I understand that. What I want to know if whether a current exists in a perfect conductor + perfect voltage source series circuit ?
 

Thread Starter

TransistorFun1986

Joined Nov 26, 2017
9
If you apply a perfect voltage source to a perfect conductor, both the voltage and the current will be undefined. There is no voltage across a perfect conductor, and the current will be infinite. Why? Because With a perfect conductor, any voltage no matter how small will create an infinite current. So a finite current only happens if you apply a voltage of exactly zero (in theory). It's like dividing 0 by 0: it can be anything. From Ohm's law: V = IR so if V = 0, and R = 0, then I can be anything. R = 0 corresponds to a perfect conductor. So if V is finite and R = 0, then the current is infinite. So the answer is, any voltage applied to a perfect conductor will create an infinite current. What voltage would you measure across it? 0.
 

nsaspook

Joined Aug 27, 2009
13,265
http://www.physics.princeton.edu/~mcdonald/examples/perfect.pdf
In a broader vision of (quantum) electrodynamics, where “initial” conditions can include nonzero energy, the interior magnetic field of a perfect conductor can be nonzero, but time-independent, in the rest frame of the conductor.

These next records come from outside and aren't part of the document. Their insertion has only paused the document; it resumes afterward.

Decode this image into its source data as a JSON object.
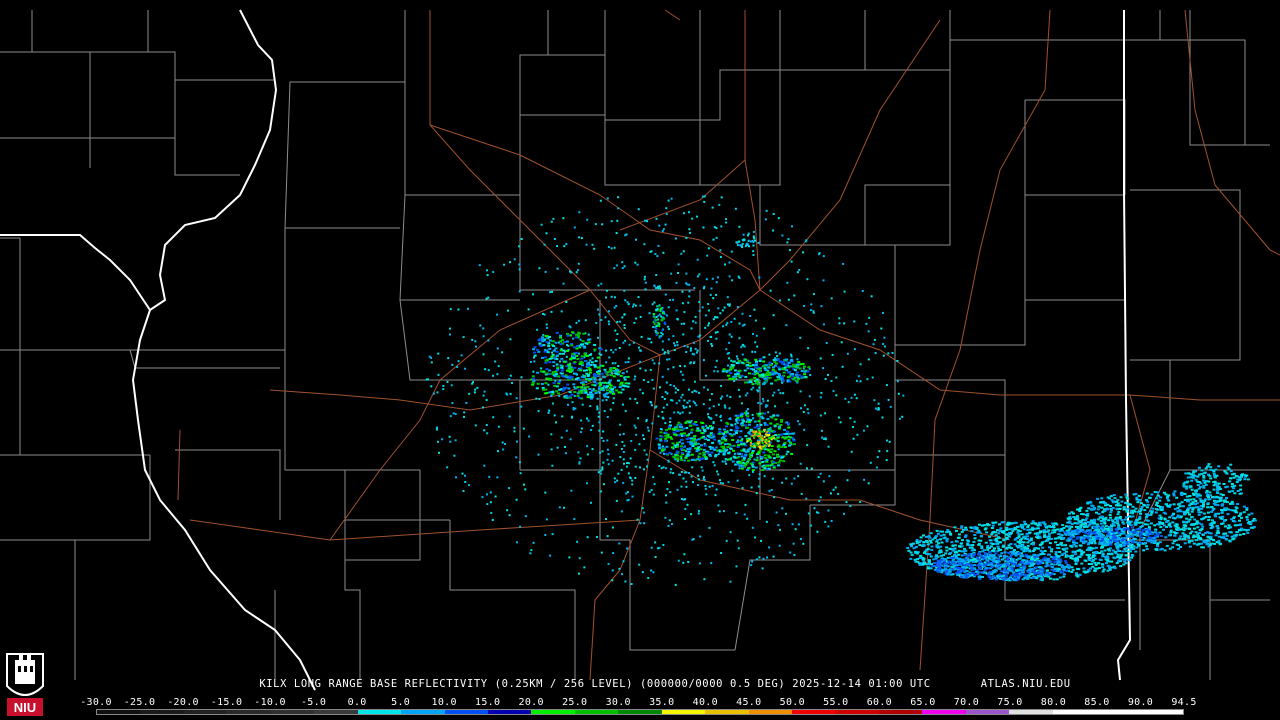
{
  "product": {
    "caption": "KILX LONG RANGE BASE REFLECTIVITY (0.25KM / 256 LEVEL) (000000/0000 0.5 DEG) 2025-12-14 01:00 UTC",
    "site_url": "ATLAS.NIU.EDU",
    "logo_text": "NIU"
  },
  "colors": {
    "background": "#000000",
    "county_lines": "#8c8c8c",
    "state_lines": "#ffffff",
    "roads": "#a0522d"
  },
  "scale": {
    "labels": [
      "-30.0",
      "-25.0",
      "-20.0",
      "-15.0",
      "-10.0",
      "-5.0",
      "0.0",
      "5.0",
      "10.0",
      "15.0",
      "20.0",
      "25.0",
      "30.0",
      "35.0",
      "40.0",
      "45.0",
      "50.0",
      "55.0",
      "60.0",
      "65.0",
      "70.0",
      "75.0",
      "80.0",
      "85.0",
      "90.0",
      "94.5"
    ],
    "colors": [
      "#101010",
      "#1a1a1a",
      "#222222",
      "#2a2a2a",
      "#303030",
      "#3a3a3a",
      "#00e5e5",
      "#00a5f5",
      "#0050f0",
      "#0000b0",
      "#00f000",
      "#00c000",
      "#008800",
      "#f5f500",
      "#e8c000",
      "#f09000",
      "#f00000",
      "#d00000",
      "#b00000",
      "#f000f0",
      "#9955c9",
      "#e0e0e0",
      "#ffffff",
      "#ffffff",
      "#ffffff"
    ]
  }
}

Feynman took a stronger stance [28]: ...it is not possible to understand the magnetic effects of materials in any honest way from the point of view of classical physics. Such magnetic effects are a completely quantum-mechanical phenomenon. It is, however, possible to make some phoney classical arguments and to get some idea of what is going on.
 

neonstrobe

Joined May 15, 2009
190
The problem you mentioned is the 0/0 situation. For a finite voltage and zero impedance the current will be infinite, which physics (and maths) does not allow for. It won't matter what the voltage actually is. No meter is going to survive measuring that much current!